| groundfine |
8th October 2001 02:13 |
15 minutes does sound like bad news. I don't know if anyone is interested in how things were in the bad old days of the mid seventies? The practice then was all 9(?) major subject exams in one week, you weren't allowed to stagger them for first attempt. There was a limit, I think, to the number of failed papers otherwise you did them all again? The following week was the wretched Performance exam done from a (faded) photocopied set of graphs of the Tristar, various type rating related subjects (nightmares of drawing the variable pitch prop oil system) and a dead easy morse exam once you had worked out that three "dashes" on the light meant "S" and three even longer ones were "O"! Exams then were essay based with free hand drawings expected and like today not very focussed on the up to date world as it was then - Loran navigation was old hat even then. Calculators not allowed, actually not many people had portable ones - I think we used slide rules and those circular ones CRP 1 or 5?

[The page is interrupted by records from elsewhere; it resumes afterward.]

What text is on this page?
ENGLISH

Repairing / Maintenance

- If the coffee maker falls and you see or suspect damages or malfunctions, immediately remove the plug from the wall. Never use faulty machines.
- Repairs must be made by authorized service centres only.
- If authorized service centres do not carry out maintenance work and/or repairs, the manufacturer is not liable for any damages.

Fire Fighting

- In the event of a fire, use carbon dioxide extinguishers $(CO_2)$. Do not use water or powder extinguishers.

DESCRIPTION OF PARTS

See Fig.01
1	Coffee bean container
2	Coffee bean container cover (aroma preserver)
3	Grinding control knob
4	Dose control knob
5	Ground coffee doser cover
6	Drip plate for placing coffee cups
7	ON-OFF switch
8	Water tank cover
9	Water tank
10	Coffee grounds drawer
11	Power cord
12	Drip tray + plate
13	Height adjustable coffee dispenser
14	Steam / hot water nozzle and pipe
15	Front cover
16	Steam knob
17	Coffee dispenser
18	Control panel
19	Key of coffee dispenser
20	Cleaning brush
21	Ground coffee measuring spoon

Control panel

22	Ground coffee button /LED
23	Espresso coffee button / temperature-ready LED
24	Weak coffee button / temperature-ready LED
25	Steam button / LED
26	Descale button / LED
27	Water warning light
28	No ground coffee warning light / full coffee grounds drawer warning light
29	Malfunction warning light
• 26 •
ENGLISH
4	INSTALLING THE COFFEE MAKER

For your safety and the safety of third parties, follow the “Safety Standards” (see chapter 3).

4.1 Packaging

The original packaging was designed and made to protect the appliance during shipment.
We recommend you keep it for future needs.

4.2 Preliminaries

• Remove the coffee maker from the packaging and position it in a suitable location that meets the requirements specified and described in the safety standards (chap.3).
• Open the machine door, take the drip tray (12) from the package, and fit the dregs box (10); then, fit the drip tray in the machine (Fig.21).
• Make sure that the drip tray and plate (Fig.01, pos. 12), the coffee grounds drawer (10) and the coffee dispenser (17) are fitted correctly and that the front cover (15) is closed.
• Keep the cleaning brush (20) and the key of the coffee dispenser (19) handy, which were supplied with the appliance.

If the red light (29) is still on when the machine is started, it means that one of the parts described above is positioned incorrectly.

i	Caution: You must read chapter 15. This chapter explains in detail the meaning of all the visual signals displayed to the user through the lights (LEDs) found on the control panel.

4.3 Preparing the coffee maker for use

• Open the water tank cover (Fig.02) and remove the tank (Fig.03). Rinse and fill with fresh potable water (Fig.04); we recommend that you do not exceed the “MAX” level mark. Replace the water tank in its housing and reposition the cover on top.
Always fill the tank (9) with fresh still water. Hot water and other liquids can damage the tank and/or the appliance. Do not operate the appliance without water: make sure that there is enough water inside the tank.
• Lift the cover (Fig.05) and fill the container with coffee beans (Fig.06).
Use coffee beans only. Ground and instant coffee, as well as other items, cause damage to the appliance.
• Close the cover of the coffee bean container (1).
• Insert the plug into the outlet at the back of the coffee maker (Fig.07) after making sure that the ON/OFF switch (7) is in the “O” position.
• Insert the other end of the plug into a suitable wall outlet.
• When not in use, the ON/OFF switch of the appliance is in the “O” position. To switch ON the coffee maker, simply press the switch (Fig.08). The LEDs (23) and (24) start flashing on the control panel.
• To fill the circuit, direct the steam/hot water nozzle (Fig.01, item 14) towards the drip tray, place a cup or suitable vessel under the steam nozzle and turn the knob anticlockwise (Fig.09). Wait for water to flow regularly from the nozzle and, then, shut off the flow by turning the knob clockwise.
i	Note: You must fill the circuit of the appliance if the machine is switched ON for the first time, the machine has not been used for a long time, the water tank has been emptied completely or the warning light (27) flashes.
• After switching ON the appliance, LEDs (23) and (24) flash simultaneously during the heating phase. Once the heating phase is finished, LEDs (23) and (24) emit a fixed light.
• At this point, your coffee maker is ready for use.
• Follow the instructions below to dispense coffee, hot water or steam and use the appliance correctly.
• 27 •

Anyway for anyone who has persevered through these "boring stories of .... glory days" (credit: Bruce Springsteen)what might be of greater interest is that those difficult days were also darkened with enormous worries for the future of aviation as the OPEC group of oil producers had just got together and put up the oil price by 400%. Result: big layoffs, goodbye CourtLine, and ExBOAC VC10 Captains applying for the same Flight Instructor jobs as me! Funnily enough it turned out to be a good time to be trying to start in the business because by the time I had sorted a licence out there was the opposite imbalance developing of too few newly qualified pilots and this resulted in one very happy turboprop copilot (now long haul Captain).
I hope the same end result for all you wannabees. Good Luck!